Abstract

Today, Cloud computing proposes an attractive alternative to building large-scale distributed computing environments by which resources are no longer hosted by the scientists' computational facilities, but leased from specialised data centres only when and for how long they are needed. This new class of Cloud resources raises new interesting research questions in the fields of resource management, scheduling, fault tolerance, or quality of service, requiring hundreds to thousands of experiments for finding valid solutions. To enable such research, a scalable simulation framework is typically required for early prototyping, extensive testing and validation of results before the real deployment is performed. The scope of this paper is twofold.
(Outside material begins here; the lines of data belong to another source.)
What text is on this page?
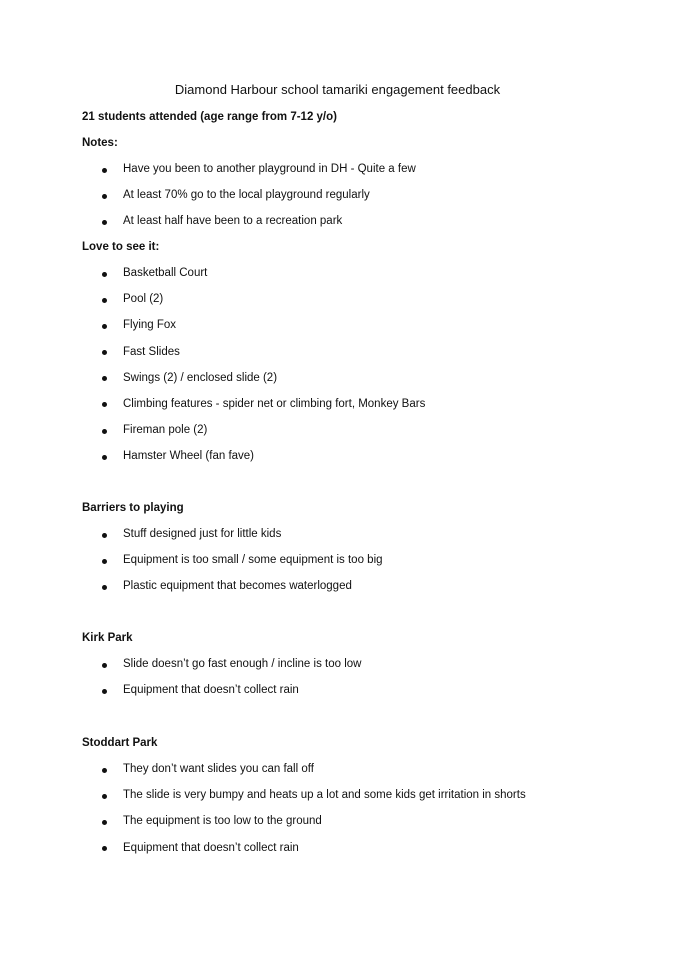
Diamond Harbour school tamariki engagement feedback

21 students attended (age range from 7-12 y/o)

Notes:

Have you been to another playground in DH - Quite a few
At least 70% go to the local playground regularly
At least half have been to a recreation park

Love to see it:

Basketball Court
Pool (2)
Flying Fox
Fast Slides
Swings (2) / enclosed slide (2)
Climbing features - spider net or climbing fort, Monkey Bars
Fireman pole (2)
Hamster Wheel (fan fave)

Barriers to playing

Stuff designed just for little kids
Equipment is too small / some equipment is too big
Plastic equipment that becomes waterlogged

Kirk Park

Slide doesn’t go fast enough / incline is too low
Equipment that doesn’t collect rain

Stoddart Park

They don’t want slides you can fall off
The slide is very bumpy and heats up a lot and some kids get irritation in shorts
The equipment is too low to the ground
Equipment that doesn’t collect rain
In the first part we present GroudSim, a Grid and Cloud simulation toolkit for scientific computing based on a scalable simulation-independent discrete-event engine. GroudSim provides a comprehensive set of features for complex simulation scenarios from simple job executions on leased computing resources to file transfers, calculation of costs and background load on resources. Simulations can be parameterised and are easily extendable by probability distribution packages for failures which normally occur in complex distributed environments. Experimental results demonstrate the improved scalability of GroudSim compared to a related process-based simulation approach. In the second part, we show the use of the GroudSim simulator to analyse the problem of dynamic provisioning of Cloud resources to scientific workflows that do not benefit from sufficient Grid resources as required by their computational demands. We propose and study four strategies for provisioning and releasing Cloud resources that take into account the general leasing model encountered in today's commercial Cloud environments based on resource bulks, fuzzy descriptions and hourly payment intervals. We study the impact of our techniques to the overall execution time, overall cost and cost per unit of saved time with respect to various instance types offered by the Amazon EC2.